NASA Says a Meteor Burnt Up Over the Statue of Liberty (Image Credit: futurism-com)
And it seems to have caused a huge and mysterious boom, too.
Boom Clap
It’s a bird! It’s a plane! It’s… a meteor?
NASA Meteor Watch has confirmed in a Facebook post that a loud booming and shaking heard and felt throughout New York City and New Jersey were caused in part by a meteor burning up over Midtown Manhattan on July 16.
Per a “very crude determination of the trajectory of the meteor,” as the meteor department described it, the “daylight fireball” was first visible about 49 miles above the New York Harbor before burning up just over the Statue of Liberty, disintegrating just 29 miles above the famous landmark.
The agency added that any additional building rumblings could have been the result of “military activity in the vicinity around the time of the fireball” and that no known debris fell to Earth.
Scared City
All the same, the situation no doubt freaked out New Yorkers who not only dealt with a surprise earthquake earlier this year but who are still forced to contend with 9/11’s psychic damage.
“No one from the federal government reached out to us,” recounted Aries Dela Cruz, a spokesperson for the NYC Office of Emergency Management, in an interview with The City.
Dela Cruz, whose now-viral tweet about the incident alerted locals to the source of the sound, said that his office spent much of the day reaching out to law enforcement in the surrounding areas to try to figure out what happened.
In a subsequent statement, NASA Meteor Watch attempted to explain itself.

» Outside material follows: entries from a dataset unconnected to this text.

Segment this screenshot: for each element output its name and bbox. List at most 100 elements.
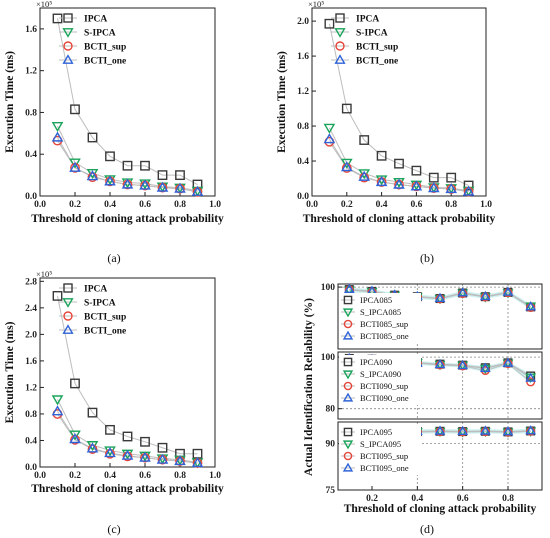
point-IPCA xyxy=(157,170,168,181)
chart-d: 100 IPCA085 S_IPCA085 BCTI085_sup BCTI085_on… xyxy=(303,283,543,536)
sub-panel-1: 100 IPCA085 S_IPCA085 BCTI085_sup BCTI085_on… xyxy=(321,283,543,350)
point-BCTI085_one xyxy=(502,286,514,296)
point-IPCA xyxy=(140,436,150,447)
point-BCTI090_sup xyxy=(526,377,536,387)
caption: (c) xyxy=(107,522,120,536)
legend-marker-S-IPCA xyxy=(334,28,346,38)
x-axis-label: Threshold of cloning attack probability xyxy=(344,503,537,515)
plot-frame xyxy=(39,7,216,197)
x-tick-label: 0.6 xyxy=(139,200,151,210)
series-line-BCTI085_one xyxy=(349,288,531,307)
x-tick-label: 0.2 xyxy=(69,471,81,481)
point-BCTI_one xyxy=(462,185,475,196)
legend-label: S_IPCA085 xyxy=(360,307,401,317)
point-IPCA xyxy=(359,135,370,145)
legend-marker-BCTI_sup xyxy=(63,311,73,321)
point-IPCA xyxy=(175,448,185,459)
legend-marker-BCTI_one xyxy=(62,54,74,64)
point-IPCA xyxy=(122,431,133,442)
y-tick-label: 1.2 xyxy=(297,87,309,97)
point-BCTI_one xyxy=(86,170,99,181)
legend-marker-S-IPCA xyxy=(62,28,74,38)
legend-label: BCTI085_sup xyxy=(360,319,408,329)
y-axis-label: Actual Identification Reliability (%) xyxy=(303,298,315,476)
point-S-IPCA xyxy=(69,158,81,169)
point-S_IPCA095 xyxy=(502,428,514,438)
legend-label: S_IPCA095 xyxy=(360,439,401,449)
y-tick-label: 0.8 xyxy=(297,122,309,132)
legend-label: IPCA xyxy=(356,15,379,25)
point-BCTI090_one xyxy=(525,372,537,382)
plot-frame xyxy=(337,351,543,420)
legend-label: BCTI_one xyxy=(356,57,398,67)
x-tick-label: 0.8 xyxy=(502,494,514,504)
point-IPCA xyxy=(411,165,422,176)
caption: (d) xyxy=(420,522,434,536)
x-axis-label: Threshold of cloning attack probability xyxy=(31,483,224,495)
legend-marker-IPCA xyxy=(63,283,73,293)
legend-label: IPCA085 xyxy=(360,295,392,305)
x-tick-label: 0.4 xyxy=(411,494,423,504)
legend-marker-BCTI095_one xyxy=(342,462,354,472)
y-axis-label: Execution Time (ms) xyxy=(4,51,16,153)
point-IPCA xyxy=(87,132,98,143)
point-S_IPCA095 xyxy=(457,428,469,438)
point-S_IPCA095 xyxy=(525,427,537,437)
point-BCTI090_one xyxy=(457,359,469,370)
point-S_IPCA095 xyxy=(434,427,446,438)
point-IPCA xyxy=(70,104,80,115)
point-IPCA xyxy=(52,291,63,301)
legend-label: S-IPCA xyxy=(84,29,116,39)
chart-c: 0.0 0.2 0.4 0.6 0.8 1.0 0.0 0.4 0.8 1.2 1.6 2.0 2.4 2… xyxy=(4,269,224,536)
point-BCTI_one xyxy=(393,178,405,189)
point-BCTI_one xyxy=(410,180,423,191)
y-tick-label: 0.8 xyxy=(25,108,37,118)
x-tick-label: 0.6 xyxy=(457,494,469,504)
series-line-S-IPCA xyxy=(57,399,198,463)
legend-label: BCTI090_sup xyxy=(360,381,408,391)
point-IPCA xyxy=(122,160,133,171)
plot-frame xyxy=(337,283,543,350)
legend-marker-BCTI_one xyxy=(334,54,346,64)
legend-marker-IPCA090 xyxy=(343,357,353,367)
legend-box xyxy=(339,425,421,475)
legend-marker-S_IPCA095 xyxy=(342,440,354,450)
point-BCTI085_one xyxy=(457,287,469,297)
point-BCTI090_one xyxy=(479,362,491,372)
point-BCTI_one xyxy=(69,433,81,444)
sub-panel-3: 90 75 IPCA095 S_IPCA095 BCTI095_sup BCTI095_o… xyxy=(326,421,543,496)
plot-frame xyxy=(39,277,216,468)
point-S_IPCA090 xyxy=(479,364,491,375)
legend-marker-BCTI085_sup xyxy=(343,319,353,329)
point-BCTI085_one xyxy=(434,292,446,302)
point-IPCA xyxy=(157,442,168,453)
legend-marker-BCTI095_sup xyxy=(343,451,353,461)
y-tick-label: 1.6 xyxy=(297,52,309,62)
point-BCTI095_one xyxy=(457,425,469,436)
point-IPCA xyxy=(428,172,439,183)
point-BCTI_one xyxy=(191,457,204,468)
legend-label: BCTI095_sup xyxy=(360,451,408,461)
point-S_IPCA085 xyxy=(343,286,355,296)
point-BCTI_one xyxy=(51,405,64,416)
legend-label: BCTI_one xyxy=(84,57,126,67)
series-line-BCTI_one xyxy=(328,138,469,193)
y-tick-label: 1.6 xyxy=(25,25,37,35)
legend-label: BCTI095_one xyxy=(360,463,409,473)
point-IPCA xyxy=(341,103,352,114)
point-BCTI_one xyxy=(358,170,371,181)
point-BCTI090_one xyxy=(502,357,514,367)
y-tick-label: 1.2 xyxy=(25,383,37,393)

“Many folks are under the impression that NASA tracks everything in space,” the department explained. “We do keep track of asteroids that are capable of posing a danger to us Earth dwellers, but small rocks like the one producing this fireball are only about a foot in diameter, incapable of surviving all the way to the ground.”
“We do not (actually cannot) track things this small at significant distances from the Earth,” it continued, “so the only time we know about them is when they hit the atmosphere and generate a meteor or a fireball.”
The meteor department got one last quip in, too.
“NASA watches the natural stuff,” the statement reads. “The Department of Defense keeps track of satellites and orbital debris.”